Retour au recensement obligatoire - Harper fait fi de la motion adoptée

Stephen Harper a dit hier préférer traiter les Canadiens «comme des adultes».
Photo: Agence Reuters Blair Gable Stephen Harper a dit hier préférer traiter les Canadiens «comme des adultes».

Ottawa — La Chambre des communes a sans surprise adopté hier soir la motion libérale demandant le retour au caractère obligatoire du recensement. Le gouvernement est resté campé sur ses positions, disant préférer traiter les Canadiens «comme des adultes», et ce, malgré une lettre commune du Québec et de l'Ontario lui expliquant les effets néfastes de cette décision sur leurs programmes en éducation et en formation de la main-d'œuvre.

La motion libérale a été adoptée à 152 voix contre 141. Tous les députés de l'opposition présents ont voté pour, tandis que tous les conservateurs, en plus des indépendants Helena Guergis et André Arthur, ont voté contre. La motion enjoint aussi au gouvernement d'éliminer la clause permettant d'emprisonner toute personne refusant de remplir le questionnaire, clause qui n'a jamais été utilisée.

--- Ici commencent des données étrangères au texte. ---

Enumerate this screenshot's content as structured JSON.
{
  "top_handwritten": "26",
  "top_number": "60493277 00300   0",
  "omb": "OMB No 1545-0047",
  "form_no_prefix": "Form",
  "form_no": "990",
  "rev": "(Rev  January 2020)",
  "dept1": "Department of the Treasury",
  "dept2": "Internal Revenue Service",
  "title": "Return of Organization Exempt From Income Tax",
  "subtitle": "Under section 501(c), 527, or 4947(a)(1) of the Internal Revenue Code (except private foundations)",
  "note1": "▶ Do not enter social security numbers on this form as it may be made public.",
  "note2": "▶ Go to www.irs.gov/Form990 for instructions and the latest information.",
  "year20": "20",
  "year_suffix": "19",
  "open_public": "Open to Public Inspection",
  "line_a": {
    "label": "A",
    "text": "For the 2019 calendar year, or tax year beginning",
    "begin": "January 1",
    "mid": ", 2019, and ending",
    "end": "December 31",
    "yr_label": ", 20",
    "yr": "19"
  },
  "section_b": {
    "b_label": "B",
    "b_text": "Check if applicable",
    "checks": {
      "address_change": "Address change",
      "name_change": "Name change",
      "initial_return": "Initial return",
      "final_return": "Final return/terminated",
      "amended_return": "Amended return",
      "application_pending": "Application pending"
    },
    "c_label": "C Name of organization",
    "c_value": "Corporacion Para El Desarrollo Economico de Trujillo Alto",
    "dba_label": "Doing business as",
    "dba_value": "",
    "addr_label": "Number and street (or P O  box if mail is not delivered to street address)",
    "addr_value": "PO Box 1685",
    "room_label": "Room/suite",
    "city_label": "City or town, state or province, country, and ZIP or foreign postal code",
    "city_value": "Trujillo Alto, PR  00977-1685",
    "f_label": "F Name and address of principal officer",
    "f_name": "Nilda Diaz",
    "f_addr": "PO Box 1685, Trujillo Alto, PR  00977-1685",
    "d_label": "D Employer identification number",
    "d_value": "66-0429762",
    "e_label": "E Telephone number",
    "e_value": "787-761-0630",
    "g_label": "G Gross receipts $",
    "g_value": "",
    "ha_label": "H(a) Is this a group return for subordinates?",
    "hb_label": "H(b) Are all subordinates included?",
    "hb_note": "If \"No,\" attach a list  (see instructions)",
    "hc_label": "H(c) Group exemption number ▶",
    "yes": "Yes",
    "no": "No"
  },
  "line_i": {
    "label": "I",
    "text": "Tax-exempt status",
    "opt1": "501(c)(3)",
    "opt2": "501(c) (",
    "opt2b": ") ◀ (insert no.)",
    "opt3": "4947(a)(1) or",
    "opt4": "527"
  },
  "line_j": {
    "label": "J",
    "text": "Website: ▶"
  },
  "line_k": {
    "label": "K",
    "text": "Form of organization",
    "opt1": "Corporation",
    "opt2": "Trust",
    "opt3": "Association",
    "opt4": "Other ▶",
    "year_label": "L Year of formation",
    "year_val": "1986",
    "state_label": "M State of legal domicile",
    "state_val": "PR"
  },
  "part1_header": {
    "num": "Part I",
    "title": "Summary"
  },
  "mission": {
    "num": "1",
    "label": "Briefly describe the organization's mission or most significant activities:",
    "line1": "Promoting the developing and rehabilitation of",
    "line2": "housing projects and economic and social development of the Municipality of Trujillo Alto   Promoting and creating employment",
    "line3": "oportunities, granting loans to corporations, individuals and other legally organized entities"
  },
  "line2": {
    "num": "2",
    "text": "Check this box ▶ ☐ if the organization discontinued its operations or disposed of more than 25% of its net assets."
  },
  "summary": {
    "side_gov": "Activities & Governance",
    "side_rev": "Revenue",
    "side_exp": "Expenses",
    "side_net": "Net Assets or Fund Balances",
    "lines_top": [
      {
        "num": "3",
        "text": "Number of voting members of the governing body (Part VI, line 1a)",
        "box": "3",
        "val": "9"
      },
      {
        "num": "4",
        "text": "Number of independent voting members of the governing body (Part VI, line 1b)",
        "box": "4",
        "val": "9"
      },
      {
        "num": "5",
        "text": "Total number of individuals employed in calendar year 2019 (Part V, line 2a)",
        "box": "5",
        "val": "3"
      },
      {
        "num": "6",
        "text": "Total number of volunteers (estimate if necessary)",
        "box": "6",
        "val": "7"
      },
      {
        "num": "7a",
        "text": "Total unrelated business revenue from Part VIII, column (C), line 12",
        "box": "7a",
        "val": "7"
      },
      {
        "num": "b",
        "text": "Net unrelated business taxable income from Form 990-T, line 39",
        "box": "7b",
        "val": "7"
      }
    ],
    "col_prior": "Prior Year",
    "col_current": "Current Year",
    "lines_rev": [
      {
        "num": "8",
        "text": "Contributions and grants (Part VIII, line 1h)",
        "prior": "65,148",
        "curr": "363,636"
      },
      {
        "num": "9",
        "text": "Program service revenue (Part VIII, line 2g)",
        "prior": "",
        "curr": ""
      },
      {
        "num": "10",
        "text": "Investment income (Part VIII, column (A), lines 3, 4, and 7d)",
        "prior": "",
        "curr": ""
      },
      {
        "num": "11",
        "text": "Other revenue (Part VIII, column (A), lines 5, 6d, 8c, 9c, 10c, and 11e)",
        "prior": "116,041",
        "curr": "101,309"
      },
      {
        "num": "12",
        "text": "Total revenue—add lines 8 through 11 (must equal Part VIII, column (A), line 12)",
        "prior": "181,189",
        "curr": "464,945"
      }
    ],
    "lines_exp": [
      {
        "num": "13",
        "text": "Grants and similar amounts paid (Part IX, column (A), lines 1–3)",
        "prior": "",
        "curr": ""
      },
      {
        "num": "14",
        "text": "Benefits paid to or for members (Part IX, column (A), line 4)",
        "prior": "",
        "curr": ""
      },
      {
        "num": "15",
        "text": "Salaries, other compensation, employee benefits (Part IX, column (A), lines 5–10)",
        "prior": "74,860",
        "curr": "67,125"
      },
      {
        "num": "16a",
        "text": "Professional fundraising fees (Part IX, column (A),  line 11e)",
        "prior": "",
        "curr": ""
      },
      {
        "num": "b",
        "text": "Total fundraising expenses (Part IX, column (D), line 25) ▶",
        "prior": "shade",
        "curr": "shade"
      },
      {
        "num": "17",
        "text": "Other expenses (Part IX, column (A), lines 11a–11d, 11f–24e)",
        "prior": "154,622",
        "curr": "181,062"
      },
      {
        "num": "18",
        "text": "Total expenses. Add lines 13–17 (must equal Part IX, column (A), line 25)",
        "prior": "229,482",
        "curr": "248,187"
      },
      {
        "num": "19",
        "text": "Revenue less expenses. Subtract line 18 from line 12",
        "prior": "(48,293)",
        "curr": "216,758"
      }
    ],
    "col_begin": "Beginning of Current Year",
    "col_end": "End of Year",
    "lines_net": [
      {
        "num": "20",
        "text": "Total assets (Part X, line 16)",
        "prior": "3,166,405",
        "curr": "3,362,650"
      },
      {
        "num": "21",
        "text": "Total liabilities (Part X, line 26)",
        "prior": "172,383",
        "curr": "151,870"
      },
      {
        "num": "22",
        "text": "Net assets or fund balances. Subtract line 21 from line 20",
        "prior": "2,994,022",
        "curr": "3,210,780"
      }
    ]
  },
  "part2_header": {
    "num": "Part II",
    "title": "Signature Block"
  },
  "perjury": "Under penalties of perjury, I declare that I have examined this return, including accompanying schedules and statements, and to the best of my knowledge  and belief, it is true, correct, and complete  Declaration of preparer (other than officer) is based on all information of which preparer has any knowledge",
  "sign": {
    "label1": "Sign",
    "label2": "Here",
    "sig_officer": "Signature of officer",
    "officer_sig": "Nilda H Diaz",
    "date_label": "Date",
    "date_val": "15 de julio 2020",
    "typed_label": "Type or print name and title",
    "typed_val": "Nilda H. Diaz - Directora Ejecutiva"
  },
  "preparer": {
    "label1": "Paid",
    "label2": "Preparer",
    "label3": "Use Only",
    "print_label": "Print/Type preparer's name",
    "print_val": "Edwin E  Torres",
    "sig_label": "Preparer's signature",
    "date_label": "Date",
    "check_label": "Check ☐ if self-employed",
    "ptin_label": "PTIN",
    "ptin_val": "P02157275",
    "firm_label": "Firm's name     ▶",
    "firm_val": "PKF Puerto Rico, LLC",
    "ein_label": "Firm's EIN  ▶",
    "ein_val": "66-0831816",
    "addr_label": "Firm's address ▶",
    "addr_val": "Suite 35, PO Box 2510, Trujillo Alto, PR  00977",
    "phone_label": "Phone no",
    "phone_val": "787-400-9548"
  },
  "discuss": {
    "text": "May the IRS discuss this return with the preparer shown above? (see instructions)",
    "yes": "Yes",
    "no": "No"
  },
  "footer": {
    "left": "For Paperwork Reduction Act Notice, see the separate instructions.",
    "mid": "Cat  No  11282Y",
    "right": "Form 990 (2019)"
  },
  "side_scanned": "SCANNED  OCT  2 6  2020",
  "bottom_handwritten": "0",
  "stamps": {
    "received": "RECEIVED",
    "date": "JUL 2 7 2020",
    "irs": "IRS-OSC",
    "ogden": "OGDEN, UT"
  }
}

Le chef libéral, Michael Ignatieff, avait plus tôt invité Stephen Harper à faire marche arrière. «Le premier ministre confond entêtement et leadership», avait-il dit. Le premier ministre Stephen Harper a plutôt persisté et signé, répliquant que la coercition n'était pas la meilleure façon de soutirer des informations des citoyens. «Nous avons une façon de faire différente, une façon de faire qui traite la population comme des adultes au XXIe siècle», a-t-il déclaré à la Chambre des communes.

Québec et Toronto interpellent Ottawa

Pendant ce temps, les deux provinces les plus populeuses du pays, le Québec et l'Ontario, ont écrit au gouvernement fédéral pour lui signifier qu'il faisait fausse route dans ce dossier parce que les données recueillies de manière volontaire ne seront plus aussi fiables.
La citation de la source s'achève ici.